Israel also noted reports from Pyongyang that Syrian and Iranian observers were present at missile test firings by the North Korean military last summer and were given valuable experimental data. Israeli sources said last week that Iran was informed “in every detail” about the nuclear reactor and had sent technicians to the site.

Such was the background against which Israel took its decision to strike. Two signals from the North Koreans in the aftermath showed that the bombs hit home.

On September 10, four days after the raid, Kim sent a personal message of congratulations to Assad on the Syrian dictator’s 42nd birthday.

“The excellent friendly and cooperative relations between the two countries are steadily growing stronger even under the complicated international situation,” Kim said.

The next day, in a message that went largely unnoticed, the North Koreans condemned the Israeli action as “illegal” and “a very dangerous provocation”.

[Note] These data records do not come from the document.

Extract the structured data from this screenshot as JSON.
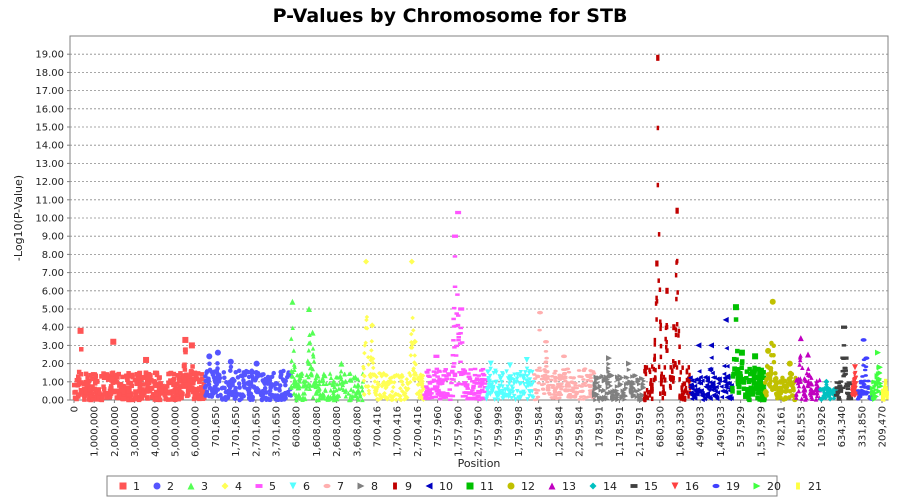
{
  "chart_data": {
    "type": "scatter",
    "title": "P-Values by Chromosome for STB",
    "xlabel": "Position",
    "ylabel": "-Log10(P-Value)",
    "ylim": [
      0,
      20
    ],
    "yticks": [
      "0.00",
      "1.00",
      "2.00",
      "3.00",
      "4.00",
      "5.00",
      "6.00",
      "7.00",
      "8.00",
      "9.00",
      "10.00",
      "11.00",
      "12.00",
      "13.00",
      "14.00",
      "15.00",
      "16.00",
      "17.00",
      "18.00",
      "19.00"
    ],
    "grid": "horizontal-dashed",
    "legend_position": "bottom",
    "xticks": [
      "0",
      "1,000,000",
      "2,000,000",
      "3,000,000",
      "4,000,000",
      "5,000,000",
      "6,000,000",
      "701,650",
      "1,701,650",
      "2,701,650",
      "3,701,650",
      "608,080",
      "1,608,080",
      "2,608,080",
      "3,608,080",
      "700,416",
      "1,700,416",
      "2,700,416",
      "757,960",
      "1,757,960",
      "2,757,960",
      "759,998",
      "1,759,998",
      "259,584",
      "1,259,584",
      "2,259,584",
      "178,591",
      "1,178,591",
      "2,178,591",
      "680,330",
      "1,680,330",
      "490,033",
      "1,490,033",
      "537,929",
      "1,537,929",
      "782,161",
      "281,553",
      "103,926",
      "634,340",
      "331,850",
      "209,470"
    ],
    "series": [
      {
        "name": "1",
        "color": "#ff5555",
        "marker": "square",
        "base": 1.3,
        "peaks": [
          [
            0.05,
            3.8
          ],
          [
            0.3,
            3.2
          ],
          [
            0.55,
            2.2
          ],
          [
            0.85,
            3.3
          ],
          [
            0.9,
            3.0
          ]
        ]
      },
      {
        "name": "2",
        "color": "#5555ff",
        "marker": "circle",
        "base": 1.4,
        "peaks": [
          [
            0.05,
            2.4
          ],
          [
            0.15,
            2.6
          ],
          [
            0.3,
            2.1
          ],
          [
            0.6,
            2.0
          ]
        ]
      },
      {
        "name": "3",
        "color": "#55ff55",
        "marker": "triangle-up",
        "base": 1.3,
        "peaks": [
          [
            0.02,
            5.4
          ],
          [
            0.25,
            5.0
          ],
          [
            0.3,
            3.7
          ],
          [
            0.7,
            2.0
          ]
        ]
      },
      {
        "name": "4",
        "color": "#ffff55",
        "marker": "diamond",
        "base": 1.3,
        "peaks": [
          [
            0.05,
            7.6
          ],
          [
            0.15,
            4.1
          ],
          [
            0.8,
            7.6
          ],
          [
            0.85,
            3.2
          ]
        ]
      },
      {
        "name": "5",
        "color": "#ff55ff",
        "marker": "rect-h",
        "base": 1.5,
        "peaks": [
          [
            0.2,
            2.4
          ],
          [
            0.55,
            10.3
          ],
          [
            0.5,
            9.0
          ],
          [
            0.6,
            5.0
          ]
        ]
      },
      {
        "name": "6",
        "color": "#55ffff",
        "marker": "triangle-down",
        "base": 1.4,
        "peaks": [
          [
            0.1,
            2.0
          ],
          [
            0.5,
            1.9
          ],
          [
            0.85,
            2.2
          ]
        ]
      },
      {
        "name": "7",
        "color": "#ffafaf",
        "marker": "ellipse",
        "base": 1.5,
        "peaks": [
          [
            0.1,
            4.8
          ],
          [
            0.2,
            3.2
          ],
          [
            0.5,
            2.4
          ]
        ]
      },
      {
        "name": "8",
        "color": "#808080",
        "marker": "triangle-right",
        "base": 1.2,
        "peaks": [
          [
            0.3,
            2.3
          ],
          [
            0.7,
            2.0
          ]
        ]
      },
      {
        "name": "9",
        "color": "#c00000",
        "marker": "rect-v",
        "base": 1.6,
        "peaks": [
          [
            0.3,
            18.8
          ],
          [
            0.28,
            7.5
          ],
          [
            0.5,
            6.0
          ],
          [
            0.72,
            10.4
          ],
          [
            0.65,
            4.0
          ]
        ]
      },
      {
        "name": "10",
        "color": "#0000c0",
        "marker": "triangle-left",
        "base": 1.1,
        "peaks": [
          [
            0.2,
            3.0
          ],
          [
            0.5,
            3.0
          ],
          [
            0.85,
            4.4
          ]
        ]
      },
      {
        "name": "11",
        "color": "#00c000",
        "marker": "square",
        "base": 1.5,
        "peaks": [
          [
            0.12,
            5.1
          ],
          [
            0.3,
            2.6
          ],
          [
            0.7,
            2.4
          ]
        ]
      },
      {
        "name": "12",
        "color": "#c0c000",
        "marker": "circle",
        "base": 1.3,
        "peaks": [
          [
            0.1,
            2.7
          ],
          [
            0.25,
            5.4
          ],
          [
            0.8,
            2.0
          ]
        ]
      },
      {
        "name": "13",
        "color": "#c000c0",
        "marker": "triangle-up",
        "base": 1.1,
        "peaks": [
          [
            0.2,
            3.4
          ],
          [
            0.5,
            2.5
          ]
        ]
      },
      {
        "name": "14",
        "color": "#00c0c0",
        "marker": "diamond",
        "base": 0.6,
        "peaks": [
          [
            0.4,
            1.0
          ]
        ]
      },
      {
        "name": "15",
        "color": "#404040",
        "marker": "rect-h",
        "base": 0.9,
        "peaks": [
          [
            0.5,
            4.0
          ],
          [
            0.6,
            2.3
          ]
        ]
      },
      {
        "name": "16",
        "color": "#ff4040",
        "marker": "triangle-down",
        "base": 0.6,
        "peaks": [
          [
            0.5,
            1.8
          ]
        ]
      },
      {
        "name": "19",
        "color": "#4040ff",
        "marker": "ellipse",
        "base": 0.5,
        "peaks": [
          [
            0.4,
            3.3
          ],
          [
            0.6,
            2.3
          ]
        ]
      },
      {
        "name": "20",
        "color": "#40ff40",
        "marker": "triangle-right",
        "base": 1.0,
        "peaks": [
          [
            0.6,
            2.6
          ],
          [
            0.8,
            1.8
          ]
        ]
      },
      {
        "name": "21",
        "color": "#ffff40",
        "marker": "rect-v",
        "base": 0.6,
        "peaks": [
          [
            0.6,
            1.0
          ]
        ]
      }
    ],
    "legend": [
      {
        "label": "1",
        "color": "#ff5555",
        "marker": "square"
      },
      {
        "label": "2",
        "color": "#5555ff",
        "marker": "circle"
      },
      {
        "label": "3",
        "color": "#55ff55",
        "marker": "triangle-up"
      },
      {
        "label": "4",
        "color": "#ffff55",
        "marker": "diamond"
      },
      {
        "label": "5",
        "color": "#ff55ff",
        "marker": "rect-h"
      },
      {
        "label": "6",
        "color": "#55ffff",
        "marker": "triangle-down"
      },
      {
        "label": "7",
        "color": "#ffafaf",
        "marker": "ellipse"
      },
      {
        "label": "8",
        "color": "#808080",
        "marker": "triangle-right"
      },
      {
        "label": "9",
        "color": "#c00000",
        "marker": "rect-v"
      },
      {
        "label": "10",
        "color": "#0000c0",
        "marker": "triangle-left"
      },
      {
        "label": "11",
        "color": "#00c000",
        "marker": "square"
      },
      {
        "label": "12",
        "color": "#c0c000",
        "marker": "circle"
      },
      {
        "label": "13",
        "color": "#c000c0",
        "marker": "triangle-up"
      },
      {
        "label": "14",
        "color": "#00c0c0",
        "marker": "diamond"
      },
      {
        "label": "15",
        "color": "#404040",
        "marker": "rect-h"
      },
      {
        "label": "16",
        "color": "#ff4040",
        "marker": "triangle-down"
      },
      {
        "label": "19",
        "color": "#4040ff",
        "marker": "ellipse"
      },
      {
        "label": "20",
        "color": "#40ff40",
        "marker": "triangle-right"
      },
      {
        "label": "21",
        "color": "#ffff40",
        "marker": "rect-v"
      }
    ]
  }
}
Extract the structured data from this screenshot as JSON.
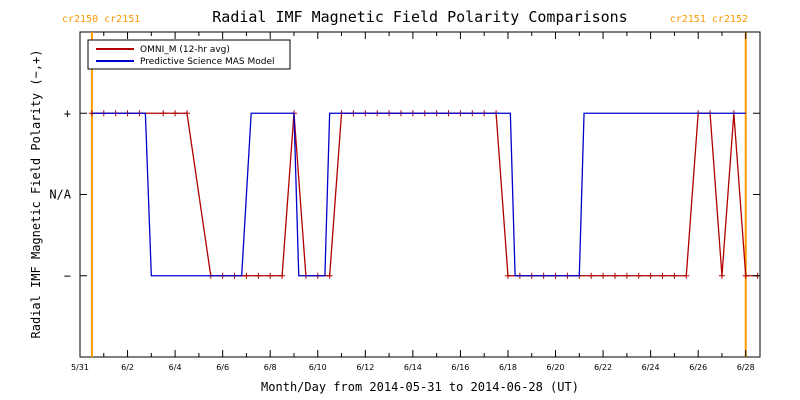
{
  "chart_data": {
    "type": "line",
    "title": "Radial IMF Magnetic Field Polarity Comparisons",
    "xlabel": "Month/Day from 2014-05-31 to 2014-06-28 (UT)",
    "ylabel": "Radial IMF Magnetic Field Polarity (−,+)",
    "x_ticks": [
      "5/31",
      "6/2",
      "6/4",
      "6/6",
      "6/8",
      "6/10",
      "6/12",
      "6/14",
      "6/16",
      "6/18",
      "6/20",
      "6/22",
      "6/24",
      "6/26",
      "6/28"
    ],
    "y_ticks": [
      "−",
      "N/A",
      "+"
    ],
    "xlim": [
      0,
      28.6
    ],
    "ylim": [
      -2,
      2
    ],
    "carrington": [
      {
        "day": 0.5,
        "label": "cr2150 cr2151",
        "align": "left"
      },
      {
        "day": 28.0,
        "label": "cr2151 cr2152",
        "align": "right"
      }
    ],
    "legend_position": "top-left",
    "series": [
      {
        "name": "OMNI_M (12-hr avg)",
        "color": "#b00000",
        "markers": true,
        "x": [
          0.5,
          1.0,
          1.5,
          2.0,
          2.5,
          3.5,
          4.0,
          4.5,
          5.5,
          6.0,
          6.5,
          7.0,
          7.5,
          8.0,
          8.5,
          9.0,
          9.5,
          10.0,
          10.5,
          11.0,
          11.5,
          12.0,
          12.5,
          13.0,
          13.5,
          14.0,
          14.5,
          15.0,
          15.5,
          16.0,
          16.5,
          17.0,
          17.5,
          18.0,
          18.5,
          19.0,
          19.5,
          20.0,
          20.5,
          21.0,
          21.5,
          22.0,
          22.5,
          23.0,
          23.5,
          24.0,
          24.5,
          25.0,
          25.5,
          26.0,
          26.5,
          27.0,
          27.5,
          28.0,
          28.5
        ],
        "y": [
          1,
          1,
          1,
          1,
          1,
          1,
          1,
          1,
          -1,
          -1,
          -1,
          -1,
          -1,
          -1,
          -1,
          1,
          -1,
          -1,
          -1,
          1,
          1,
          1,
          1,
          1,
          1,
          1,
          1,
          1,
          1,
          1,
          1,
          1,
          1,
          -1,
          -1,
          -1,
          -1,
          -1,
          -1,
          -1,
          -1,
          -1,
          -1,
          -1,
          -1,
          -1,
          -1,
          -1,
          -1,
          1,
          1,
          -1,
          1,
          -1,
          -1
        ]
      },
      {
        "name": "Predictive Science MAS Model",
        "color": "#0000cc",
        "markers": false,
        "x": [
          0.5,
          2.75,
          3.0,
          6.8,
          7.2,
          9.0,
          9.2,
          10.3,
          10.5,
          18.1,
          18.3,
          21.0,
          21.2,
          28.0
        ],
        "y": [
          1,
          1,
          -1,
          -1,
          1,
          1,
          -1,
          -1,
          1,
          1,
          -1,
          -1,
          1,
          1
        ]
      }
    ]
  }
}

Just days later a top Syrian official, Saeed Elias Daoud, director of the ruling Syrian Arab Ba’ath party, boarded a Russian-made vintage jet belonging to the North Korean airline, Air Koryo, for the short flight from Beijing.

Daoud brought counsel and sympathy from Assad, whose father Hafez was famed as a strategic gambler with a talent for brinkmanship.

Now Kim is waiting to see if his own gamble has paid off.